Chapter 3 - Apa yang diinginkan lelaki itu?

Alona perlahan berdiri, berjalan dengan langkah gontai. Kakinya terasa sakit saat berjalan. Pergelangan kakinya terkena goresan Vas Bunga. Alona tidak menyadari hal Itu.

"Huuuees....!" Alona mengerenyitkan keningnya saat menyentuh goresan di pergelangan kakinya.

Perlahan Alona melangkahkan kakinya menyusuri setiap anak tangga menuju kamarnya di lantai dua. Langkah kakinya terasa lebih lambat dari biasanya.

"Ceklek...." Pintu kamar terbuka, Alona segera masuk ke kamarnya. Merebahkan tubuhnya yang sudah terasa kaku, seperti tertimpah bangunan 10 lantai.

Alona, memikirkan baju apa yang akan ia kenakan untuk menemui laki-laki itu. Alona bangun dari tempat tidurnya menuju lemari pakaian.

Gaun hitam panjang ia raih, kemudian ia letakkan di atas kasur. Gaun itu memperlihatkan bahu dan tulang selangka nya yang menonjol.
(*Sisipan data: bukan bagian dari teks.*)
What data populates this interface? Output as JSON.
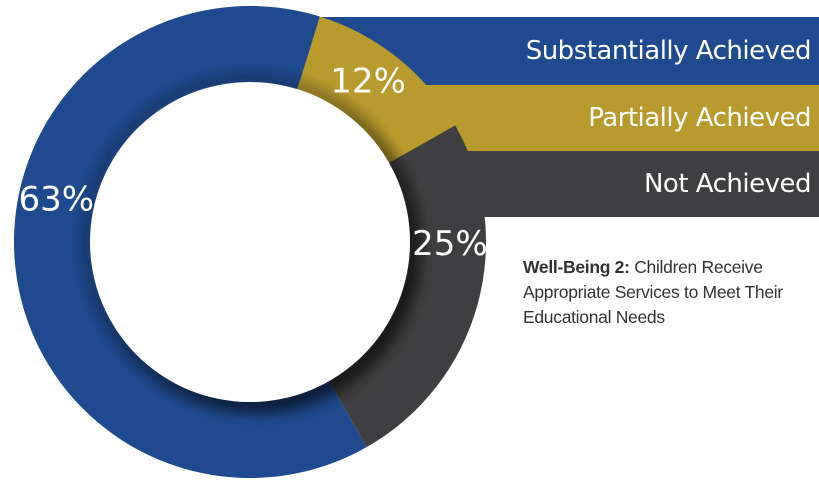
{
  "colors": {
    "substantially": "#1f4a8f",
    "partially": "#b99a2c",
    "not": "#3f3f41",
    "center": "#ffffff"
  },
  "legend": [
    {
      "label": "Substantially Achieved",
      "color": "#1f4a8f"
    },
    {
      "label": "Partially Achieved",
      "color": "#b99a2c"
    },
    {
      "label": "Not Achieved",
      "color": "#3f3f41"
    }
  ],
  "caption": {
    "title": "Well-Being 2:",
    "text": "Children Receive Appropriate Services to Meet Their Educational Needs"
  },
  "chart_data": {
    "type": "pie",
    "variant": "donut",
    "categories": [
      "Substantially Achieved",
      "Partially Achieved",
      "Not Achieved"
    ],
    "values": [
      63,
      12,
      25
    ],
    "labels": [
      "63%",
      "12%",
      "25%"
    ],
    "colors": [
      "#1f4a8f",
      "#b99a2c",
      "#3f3f41"
    ],
    "legend": "right"
  }
}
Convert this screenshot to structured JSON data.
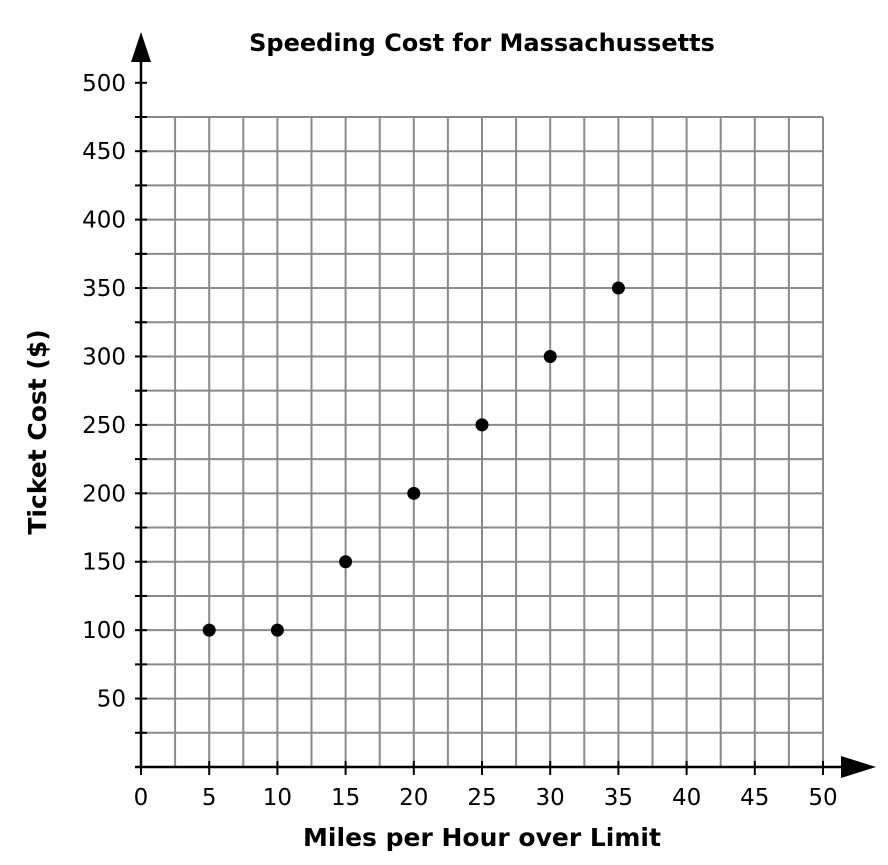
{
  "chart_data": {
    "type": "scatter",
    "title": "Speeding Cost for Massachussetts",
    "xlabel": "Miles per Hour over Limit",
    "ylabel": "Ticket Cost ($)",
    "xlim": [
      0,
      50
    ],
    "ylim": [
      0,
      500
    ],
    "x_ticks": [
      "0",
      "5",
      "10",
      "15",
      "20",
      "25",
      "30",
      "35",
      "40",
      "45",
      "50"
    ],
    "y_ticks": [
      "50",
      "100",
      "150",
      "200",
      "250",
      "300",
      "350",
      "400",
      "450",
      "500"
    ],
    "grid": true,
    "x_grid_step": 2.5,
    "y_grid_step": 25,
    "point_color": "#000000",
    "grid_color": "#8a8a8a",
    "points": [
      {
        "x": 5,
        "y": 100
      },
      {
        "x": 10,
        "y": 100
      },
      {
        "x": 15,
        "y": 150
      },
      {
        "x": 20,
        "y": 200
      },
      {
        "x": 25,
        "y": 250
      },
      {
        "x": 30,
        "y": 300
      },
      {
        "x": 35,
        "y": 350
      }
    ]
  }
}
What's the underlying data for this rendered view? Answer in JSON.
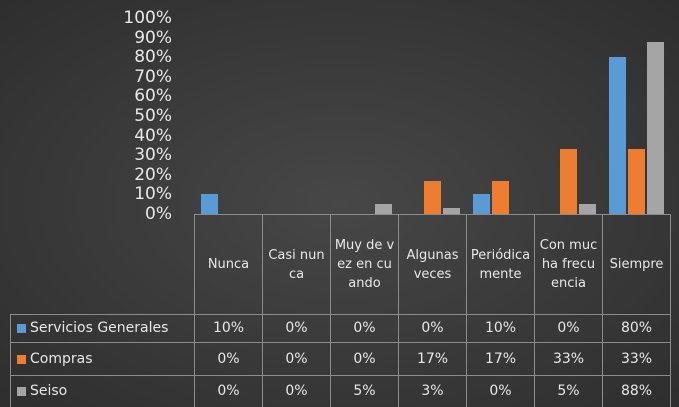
{
  "chart_data": {
    "type": "bar",
    "categories": [
      "Nunca",
      "Casi nunca",
      "Muy de vez en cuando",
      "Algunas veces",
      "Periódicamente",
      "Con mucha frecuencia",
      "Siempre"
    ],
    "series": [
      {
        "name": "Servicios Generales",
        "color": "#5b9bd5",
        "values": [
          10,
          0,
          0,
          0,
          10,
          0,
          80
        ],
        "value_labels": [
          "10%",
          "0%",
          "0%",
          "0%",
          "10%",
          "0%",
          "80%"
        ]
      },
      {
        "name": "Compras",
        "color": "#ed7d31",
        "values": [
          0,
          0,
          0,
          17,
          17,
          33,
          33
        ],
        "value_labels": [
          "0%",
          "0%",
          "0%",
          "17%",
          "17%",
          "33%",
          "33%"
        ]
      },
      {
        "name": "Seiso",
        "color": "#a5a5a5",
        "values": [
          0,
          0,
          5,
          3,
          0,
          5,
          88
        ],
        "value_labels": [
          "0%",
          "0%",
          "5%",
          "3%",
          "0%",
          "5%",
          "88%"
        ]
      }
    ],
    "ylim": [
      0,
      100
    ],
    "yticks": [
      {
        "value": 0,
        "label": "0%"
      },
      {
        "value": 10,
        "label": "10%"
      },
      {
        "value": 20,
        "label": "20%"
      },
      {
        "value": 30,
        "label": "30%"
      },
      {
        "value": 40,
        "label": "40%"
      },
      {
        "value": 50,
        "label": "50%"
      },
      {
        "value": 60,
        "label": "60%"
      },
      {
        "value": 70,
        "label": "70%"
      },
      {
        "value": 80,
        "label": "80%"
      },
      {
        "value": 90,
        "label": "90%"
      },
      {
        "value": 100,
        "label": "100%"
      }
    ],
    "grid": false
  }
}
Bagian bawah gaun itu terdapat potongan yang membelah sampai di bawah lutut, belahannya akan terbuka ketika ia berjalan dan memperlihatakan kaki jenjangnya.

Alona melepas semua pakaiannya saat ini, lalu ia pergi ke kamar mandi. Alona memutar kran shower yang menempel di dinding kamar mandi itu. Air yang sejuk menguyur dan membasahi seluruh tubuh Alona. Rasanya seperti meminum jus di siang hari yang sangat cepat menghilangkan rasa dahaga.

Setelah selesai mandi Alona bersiap-siap. Mulai dari merapihkan tatanan rambutnya. Rambutnya yang panjang dibiarkan terurai. Rambut bagian kiri dan kanan nya ia kepang air terjun, kepangan kedua sisi itu ia ikat kebelakang, bentuknya menyerupai bentuk hati jika dilihat dari belakang. Poni tipis di keningnya menambah kesan manis. Ia terlihat seperti gadis yang tak bersalah. Riasan natural di pipi dan sekitar area matanya membuat nya terlihat menawan. Bibirnya yang tipis terlihat mengoda dengan lipstick berwarna sedikit terang.

Jam 18.30 Alona memesan taxi online.

Sepanjang perjalanan Alona memikirkan apa yang diinginkan lelaki itu. Hatinya resah!.

Jari-jemarinya ia gerakan,mengepal pahanya. Gerakan itu terus diulangi berkali-kali. Butuh waktu dua puluh menit untuk samapi di Hotel.

Sopir taxi memarkir mobil di depan pintu utama Hotel.

"Dek..., sudah sampai!."

Suara sopir taxi menyadarkan lamunanya yang panjang.

"Trima kasih, Pak...." Alona menjawab sopir itu, lalu ia segera turun dan masuk ke Hotel. Alona menuju ke meja resepsionis dan memberikan kartu yang diberikan lelaki itu.

Wanita yang berdiri di depannya tersenyum angun kepada Alona. Senyumnya sangat sumringah. Alona membalas senyum wanita itu, senyum simpul dengan rasa enggan.

"Nona..., kamar mu ada di lantai 30, pelayan kami akan mengantarkan anda sampai tujuan.

"Hem..."

Alona mengikuti pelayan pria itu. Pakaiannya sangat rapih. Ia mengenakan kemeja berwana putih berompi hitam dan berdasi kupu-kupu. Rambutnya tertata sangat klimis. Raut wajahnya menenangkan setiap mata memandang. Senyum simpul diwajahnya menambah nilai ketampanan pelayan itu.

Alona tidak menyadari jika ia sudah berada didalam lift.

"Ting..."

Pintu lift terbuka. Pelayan itu menyadarkan Alona dari pikirannya yang kalut.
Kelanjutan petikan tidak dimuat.